Julián Valero Moreno, iNANO, Aarhus University

Host: Professor Brigitte Stadler

Chemically Enhanced RNAs: bridging biomedical and nanotechnology applications
Replicating the sophisticated functions of proteins using synthetic molecules in complex biological environments, such as living cells, remains one of the grand challenges in chemistry. While man-made molecular systems have shown promise, their performance in cellular and in vivo contexts still pales compared to their natural counterparts.
My research revolves around the design and development of advanced nucleic acids with enhanced chemical stability, structural complexity, and functional diversity. The goal is to create synthetic molecules that can effectively mimic intricate biological functions. To achieve this, we are developing a versatile platform that integrates novel bioconjugation strategies, in vitro selection techniques, and RNA nanotechnology. This approach enables the construction of multivalent, chemically modified RNA molecules with potential applications in biomedicine and nanotechnology.
A key area of interest involves engineering RNA aptamers and other synthetic biomolecules functionalized with diverse ligands for precise protein recognition and targeted cellular regulation. Through this work, we aim to bridge the gap between synthetic and natural biomolecular systems, paving the way for innovative therapeutic and diagnostic tools.

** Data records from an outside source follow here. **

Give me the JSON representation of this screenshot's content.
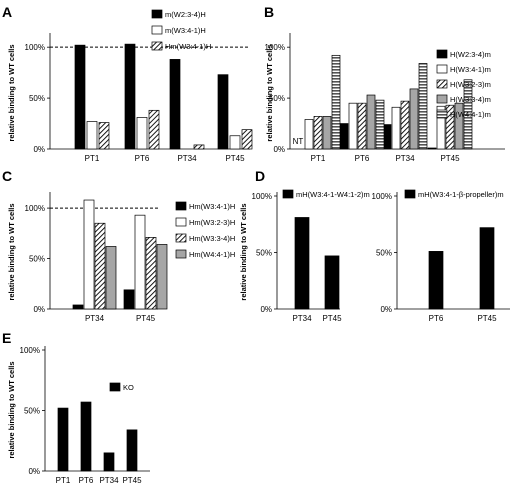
{
  "chart_data": [
    {
      "panel": "A",
      "type": "bar",
      "ylabel": "relative binding to WT cells",
      "yticks": [
        "0%",
        "50%",
        "100%"
      ],
      "ylim": [
        0,
        110
      ],
      "reference_line": 100,
      "categories": [
        "PT1",
        "PT6",
        "PT34",
        "PT45"
      ],
      "series": [
        {
          "name": "m(W2:3-4)H",
          "values": [
            102,
            103,
            88,
            73
          ],
          "style": "solid",
          "color": "#000000"
        },
        {
          "name": "m(W3:4-1)H",
          "values": [
            27,
            31,
            0,
            13
          ],
          "style": "white",
          "color": "#ffffff"
        },
        {
          "name": "Hm(W3:4-1)H",
          "values": [
            26,
            38,
            4,
            19
          ],
          "style": "diag",
          "color": "#000000"
        }
      ],
      "legend_position": "top-right"
    },
    {
      "panel": "B",
      "type": "bar",
      "ylabel": "relative binding to WT cells",
      "yticks": [
        "0%",
        "50%",
        "100%"
      ],
      "ylim": [
        0,
        110
      ],
      "categories": [
        "PT1",
        "PT6",
        "PT34",
        "PT45"
      ],
      "annotation": "NT",
      "series": [
        {
          "name": "H(W2:3-4)m",
          "values": [
            0,
            25,
            24,
            1
          ],
          "style": "solid",
          "color": "#000000"
        },
        {
          "name": "H(W3:4-1)m",
          "values": [
            29,
            45,
            41,
            42
          ],
          "style": "white",
          "color": "#ffffff"
        },
        {
          "name": "H(W3:2-3)m",
          "values": [
            32,
            45,
            47,
            43
          ],
          "style": "diag",
          "color": "#000000"
        },
        {
          "name": "H(W3:3-4)m",
          "values": [
            32,
            53,
            59,
            45
          ],
          "style": "gray",
          "color": "#a6a6a6"
        },
        {
          "name": "H(W4:4-1)m",
          "values": [
            92,
            48,
            84,
            68
          ],
          "style": "hstripe",
          "color": "#6e6e6e"
        }
      ],
      "legend_position": "right"
    },
    {
      "panel": "C",
      "type": "bar",
      "ylabel": "relative binding to WT cells",
      "yticks": [
        "0%",
        "50%",
        "100%"
      ],
      "ylim": [
        0,
        112
      ],
      "reference_line": 100,
      "categories": [
        "PT34",
        "PT45"
      ],
      "series": [
        {
          "name": "Hm(W3:4-1)H",
          "values": [
            4,
            19
          ],
          "style": "solid",
          "color": "#000000"
        },
        {
          "name": "Hm(W3:2-3)H",
          "values": [
            108,
            93
          ],
          "style": "white",
          "color": "#ffffff"
        },
        {
          "name": "Hm(W3:3-4)H",
          "values": [
            85,
            71
          ],
          "style": "diag",
          "color": "#000000"
        },
        {
          "name": "Hm(W4:4-1)H",
          "values": [
            62,
            64
          ],
          "style": "gray",
          "color": "#a6a6a6"
        }
      ],
      "legend_position": "right"
    },
    {
      "panel": "D",
      "type": "bar",
      "ylabel": "relative binding to WT cells",
      "yticks": [
        "0%",
        "50%",
        "100%"
      ],
      "ylim": [
        0,
        100
      ],
      "categories": [
        "PT34",
        "PT45"
      ],
      "series": [
        {
          "name": "mH(W3:4-1-W4:1-2)m",
          "values": [
            81,
            47
          ],
          "style": "solid",
          "color": "#000000"
        }
      ],
      "legend_position": "top"
    },
    {
      "panel": "",
      "type": "bar",
      "yticks": [
        "0%",
        "50%",
        "100%"
      ],
      "ylim": [
        0,
        100
      ],
      "categories": [
        "PT6",
        "PT45"
      ],
      "series": [
        {
          "name": "mH(W3:4-1-β-propeller)m",
          "values": [
            51,
            72
          ],
          "style": "solid",
          "color": "#000000"
        }
      ],
      "legend_position": "top"
    },
    {
      "panel": "E",
      "type": "bar",
      "ylabel": "relative binding to WT cells",
      "yticks": [
        "0%",
        "50%",
        "100%"
      ],
      "ylim": [
        0,
        100
      ],
      "categories": [
        "PT1",
        "PT6",
        "PT34",
        "PT45"
      ],
      "series": [
        {
          "name": "KO",
          "values": [
            52,
            57,
            15,
            34
          ],
          "style": "solid",
          "color": "#000000"
        }
      ],
      "legend_position": "top-right"
    }
  ]
}
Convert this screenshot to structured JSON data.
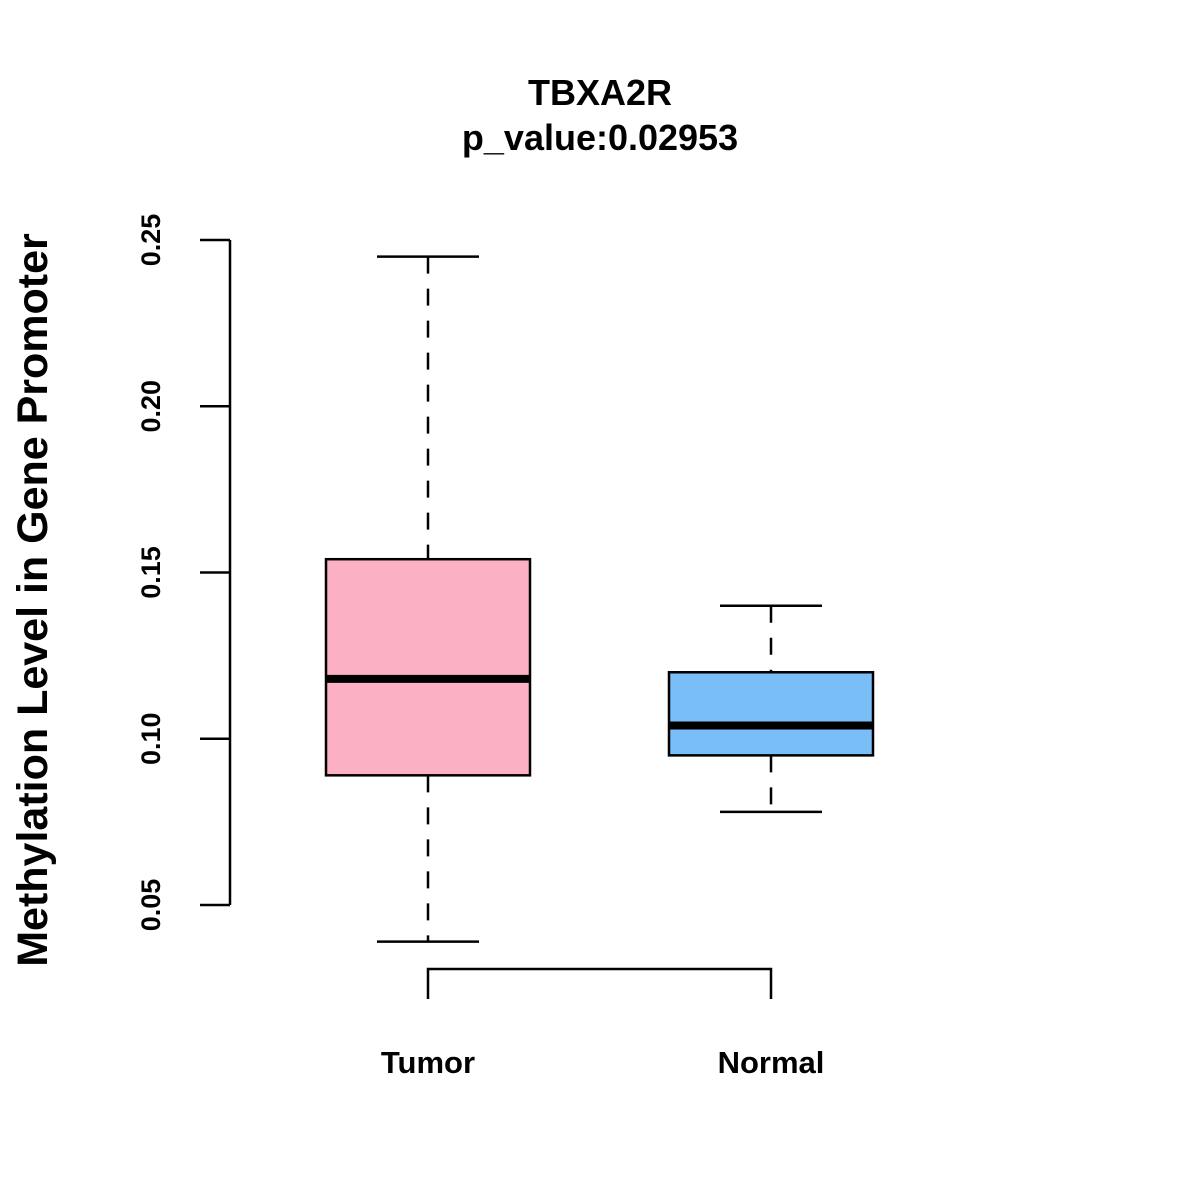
{
  "chart_data": {
    "type": "boxplot",
    "title": "TBXA2R",
    "subtitle": "p_value:0.02953",
    "xlabel": "",
    "ylabel": "Methylation Level in Gene Promoter",
    "ylim": [
      0.05,
      0.25
    ],
    "yticks": [
      {
        "value": 0.05,
        "label": "0.05"
      },
      {
        "value": 0.1,
        "label": "0.10"
      },
      {
        "value": 0.15,
        "label": "0.15"
      },
      {
        "value": 0.2,
        "label": "0.20"
      },
      {
        "value": 0.25,
        "label": "0.25"
      }
    ],
    "categories": [
      "Tumor",
      "Normal"
    ],
    "boxes": [
      {
        "name": "Tumor",
        "whisker_low": 0.039,
        "q1": 0.089,
        "median": 0.118,
        "q3": 0.154,
        "whisker_high": 0.245,
        "color": "#FBB1C3"
      },
      {
        "name": "Normal",
        "whisker_low": 0.078,
        "q1": 0.095,
        "median": 0.104,
        "q3": 0.12,
        "whisker_high": 0.14,
        "color": "#79BEF7"
      }
    ],
    "comparison_bracket": {
      "between": [
        "Tumor",
        "Normal"
      ]
    },
    "grid": false,
    "legend": "none"
  }
}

Fabian Mahrt, Chemistry, Aarhus University

Host: Professor Brigitte Stadler

Phase state of atmospheric aerosol particles: Measurements & implications
Aerosol, tiny particles with sizes typically at the nano- to micrometer scale, are ubiquitous in the atmosphere. They play an important role for atmospheric chemistry, and contribute to poor air quality, affecting public health. Aerosols also critically impact climate, directly by scattering radiation and indirectly by acting as nuclei for clouds. Secondary organic aerosols (SOA) constitute the most abundant atmospheric particle type by mass. SOA particles form within the atmosphere from reactions of volatile organic compounds (VOCs), emitted from anthropogenic and biogenic sources, with atmospheric oxidants, including ozone, hydroxyl and nitrate radicals. Depending on their composition, as well as the ambient temperature and relative humidity conditions, the phase state of SOA particles can vary from a liquid, to an amorphous semi-solid, to a glassy phase state. As an example, glassy particles are thought to promote ice cloud formation by providing a solid surface for ice nucleation to take place, thus impacting climate.
While the importance of aerosol phase state in the environment is well recognized, it remains insufficiently understood for SOA particles, largely due to their chemical complexity and variety of combinations of different VOCs and oxidants from which they form.

The research presented here focusses on the phase state of SOA particles emitted by wildfires, that considerably impact air quality and climate and that have surged in frequency and intensity over the past years. By combining microscopy and fluid dynamic simulations, we directly quantify the humidity-dependent phase state of individual SOA particles. Our results show that the phase state of SOA particles is a strong function of relative humidity and for a given VOC, depends on the oxidant. We also present surprising evidence from X-ray diffraction that some SOA can exist in a crystalline solid phase state. Such SOA could represent an unrecognized source of nuclei for ice clouds.
Overall, our results shed new insights into the phase state of organic aerosols and highlight possible implications for cloud formation and climate.